One of the few times I can think of when people periodically buy a product not knowing the price is the “special” in a restaurant. But typically, the waiter discloses the charge. When a buyer and seller enter into a deal without an explicit agreement on reimbursement, you have what’s called an “implied contract.” The buyer agrees to pay, and the seller agrees to accept, a “reasonable amount.” In the event of a dispute, the judge will make a decision about what “reasonable” is.
You can see this play out in the independent dispute resolution (IDR) process of the No Surprises Act. Common sense will tell you the sorts of things a judge might consider when determining reasonability.
Obviously, market data from other organizations will be a factor. But the rate that your organization accepts as payment from other similarly situated patients seems like an extraordinarily compelling piece of evidence.
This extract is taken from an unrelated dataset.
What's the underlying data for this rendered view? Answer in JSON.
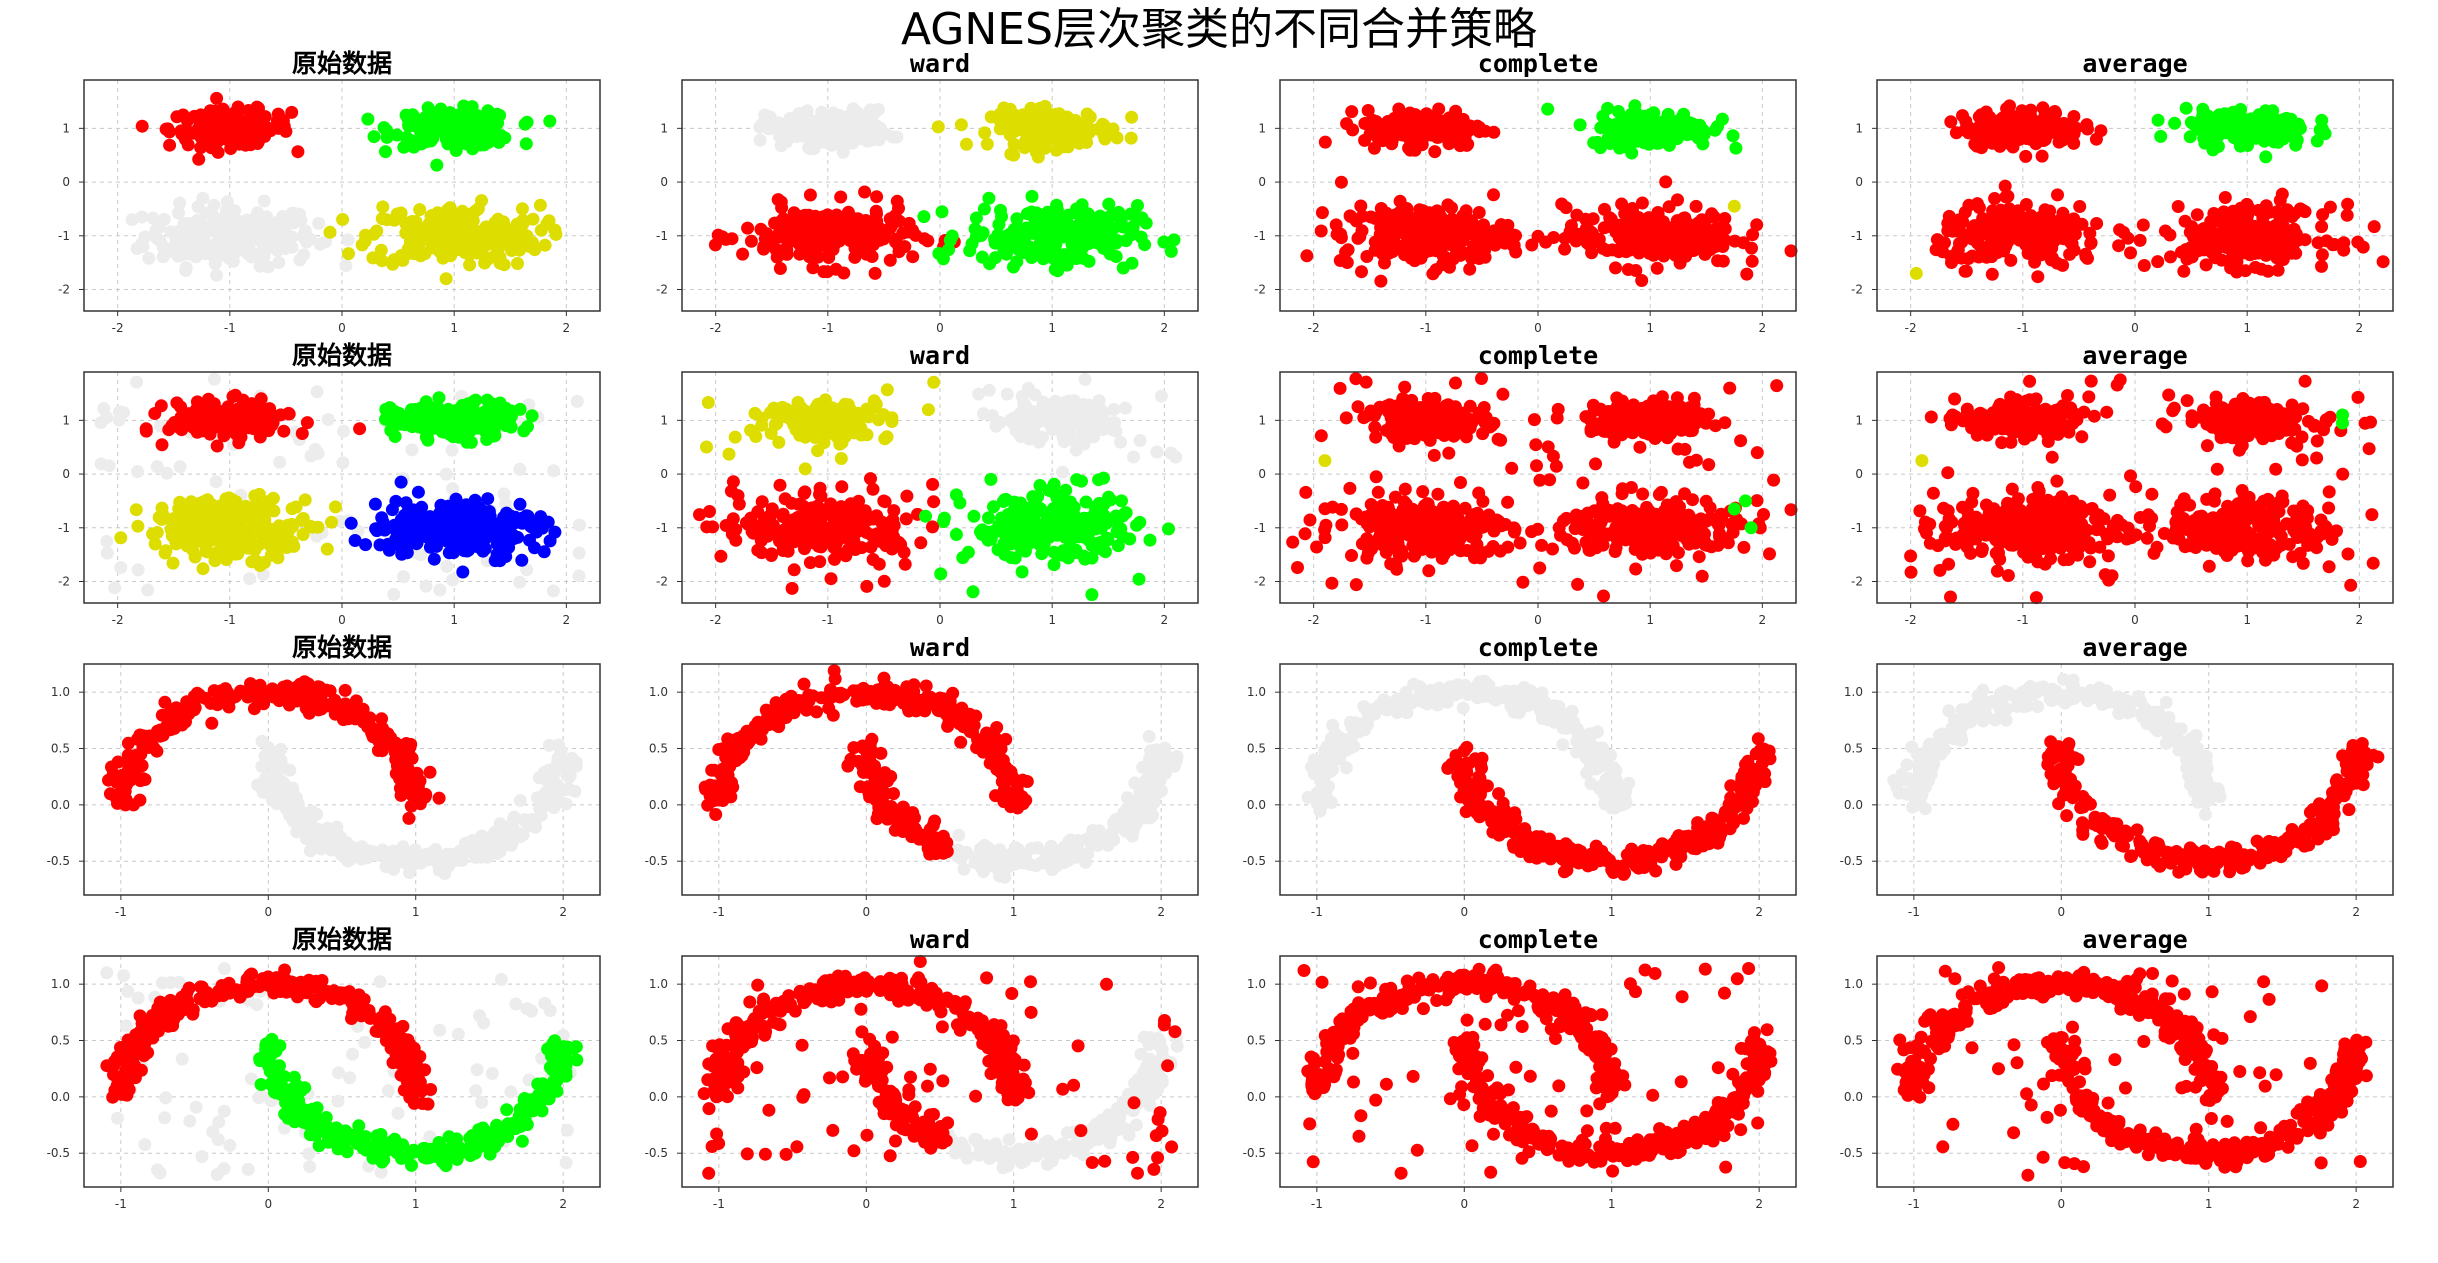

Imagine the following scenario: the bill charged for a service is $1,000. You have contracts with many insurers wherein they pay you about 60 percent of your billed charges; in other words, the contract’s insurer pays you $600 for the service. You have a policy that says uninsured patients pay 70 percent of your billed charges, or $700, for the service.
Now imagine you’re the judge.
A patient with indemnity insurance receives the service. The indemnity insurer balked at the $1,000 bill, claiming it’s too high. “Other insurance pays $600, and patients without insurance pay $700. We should not have to pay $1,000.” How would you rule?
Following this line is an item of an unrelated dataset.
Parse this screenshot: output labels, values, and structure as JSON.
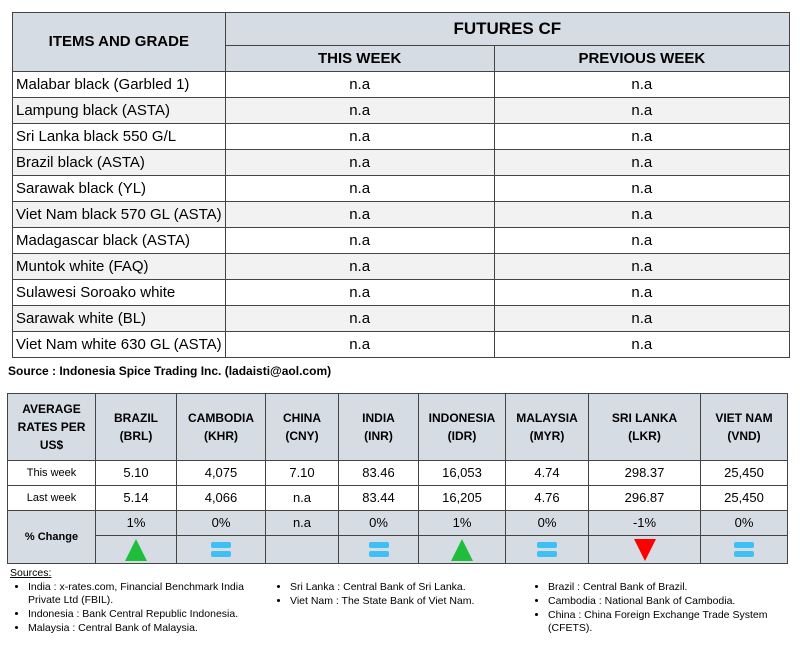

While I’m typically not terribly sympathetic to insurance companies, in this case I think the indemnity insurer has a pretty good point. If an uninsured patient walking in off the street is going to pay $700, why should their insured patients walking in off the street be expected to pay more, in the absence of an exclusive agreement?
My main point is that when most patients are paying 20, 30, or even 40 percent less than your billed charge, there’s a compelling argument that your fee is 20, 30, or even 40 percent lower than you claim it to be. I can make arguments to defend the arrangements, but there is a real risk those arguments won’t carry the day.
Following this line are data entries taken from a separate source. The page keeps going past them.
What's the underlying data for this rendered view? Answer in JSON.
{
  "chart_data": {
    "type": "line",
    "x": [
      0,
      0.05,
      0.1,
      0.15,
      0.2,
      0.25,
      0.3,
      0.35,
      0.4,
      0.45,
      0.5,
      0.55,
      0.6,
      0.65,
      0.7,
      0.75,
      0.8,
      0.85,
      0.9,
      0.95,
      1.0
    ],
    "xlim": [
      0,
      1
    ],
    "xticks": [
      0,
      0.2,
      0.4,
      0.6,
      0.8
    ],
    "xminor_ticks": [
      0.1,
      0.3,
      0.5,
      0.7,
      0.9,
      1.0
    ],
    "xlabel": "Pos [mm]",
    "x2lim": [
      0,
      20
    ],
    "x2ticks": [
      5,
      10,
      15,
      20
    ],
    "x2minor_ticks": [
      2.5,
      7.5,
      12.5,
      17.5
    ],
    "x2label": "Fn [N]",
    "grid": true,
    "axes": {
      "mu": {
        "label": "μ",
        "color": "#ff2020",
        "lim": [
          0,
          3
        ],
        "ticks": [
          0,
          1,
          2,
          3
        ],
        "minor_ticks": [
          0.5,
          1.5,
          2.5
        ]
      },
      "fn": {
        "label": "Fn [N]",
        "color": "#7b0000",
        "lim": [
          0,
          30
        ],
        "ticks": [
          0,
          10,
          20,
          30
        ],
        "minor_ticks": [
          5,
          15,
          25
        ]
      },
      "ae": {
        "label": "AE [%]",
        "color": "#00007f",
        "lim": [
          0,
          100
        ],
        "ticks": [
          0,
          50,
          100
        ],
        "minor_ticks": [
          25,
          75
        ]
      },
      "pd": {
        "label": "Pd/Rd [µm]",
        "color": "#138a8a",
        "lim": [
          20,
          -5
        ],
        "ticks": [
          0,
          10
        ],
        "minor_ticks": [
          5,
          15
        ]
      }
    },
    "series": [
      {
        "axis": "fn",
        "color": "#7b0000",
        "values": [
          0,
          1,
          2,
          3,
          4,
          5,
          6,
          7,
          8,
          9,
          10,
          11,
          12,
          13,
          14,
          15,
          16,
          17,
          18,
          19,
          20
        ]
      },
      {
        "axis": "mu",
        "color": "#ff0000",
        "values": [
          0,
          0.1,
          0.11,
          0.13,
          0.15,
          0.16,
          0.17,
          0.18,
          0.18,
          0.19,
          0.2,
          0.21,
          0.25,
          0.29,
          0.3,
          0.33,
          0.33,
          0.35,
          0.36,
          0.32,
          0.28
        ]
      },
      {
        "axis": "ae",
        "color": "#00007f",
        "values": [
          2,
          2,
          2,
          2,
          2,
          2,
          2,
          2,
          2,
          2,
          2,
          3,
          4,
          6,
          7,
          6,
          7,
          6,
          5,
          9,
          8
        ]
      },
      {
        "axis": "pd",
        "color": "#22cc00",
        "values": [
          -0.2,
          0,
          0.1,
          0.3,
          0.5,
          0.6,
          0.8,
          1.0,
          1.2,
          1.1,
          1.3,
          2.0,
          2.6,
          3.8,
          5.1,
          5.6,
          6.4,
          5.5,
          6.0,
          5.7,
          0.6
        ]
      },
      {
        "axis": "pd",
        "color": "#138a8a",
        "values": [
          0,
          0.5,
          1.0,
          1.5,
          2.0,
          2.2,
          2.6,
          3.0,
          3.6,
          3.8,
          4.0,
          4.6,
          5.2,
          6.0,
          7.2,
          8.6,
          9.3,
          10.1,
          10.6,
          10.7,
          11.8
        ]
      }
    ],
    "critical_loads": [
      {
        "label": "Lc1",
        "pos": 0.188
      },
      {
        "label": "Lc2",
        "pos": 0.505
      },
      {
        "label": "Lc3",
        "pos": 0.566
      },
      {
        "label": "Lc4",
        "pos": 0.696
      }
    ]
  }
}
As a result, my advice is to avoid situations in which you have significant percentage discounts, whether they are agreed to contractually or established via policy, unless it’s something provided to a patient with demonstrated financial hardship. While not perfect, an agreed-upon price is far superior to a percentage discount. Some of the same issues exist, but at least you aren’t making it easy for someone to argue that the billed charge isn’t real.
When you have a percentage discount, you may be giving insurance companies a “cheap trick” to demand lower prices. So I will close with reference to a pair of Cheap Trick songs. I hate it when I have to say to my clients, “didn’t I, didn’t I, didn’t I see you crying?”
And I hate when they “surrender, surrender.” So don’t give yourself away! Stomp out those percentage discounts.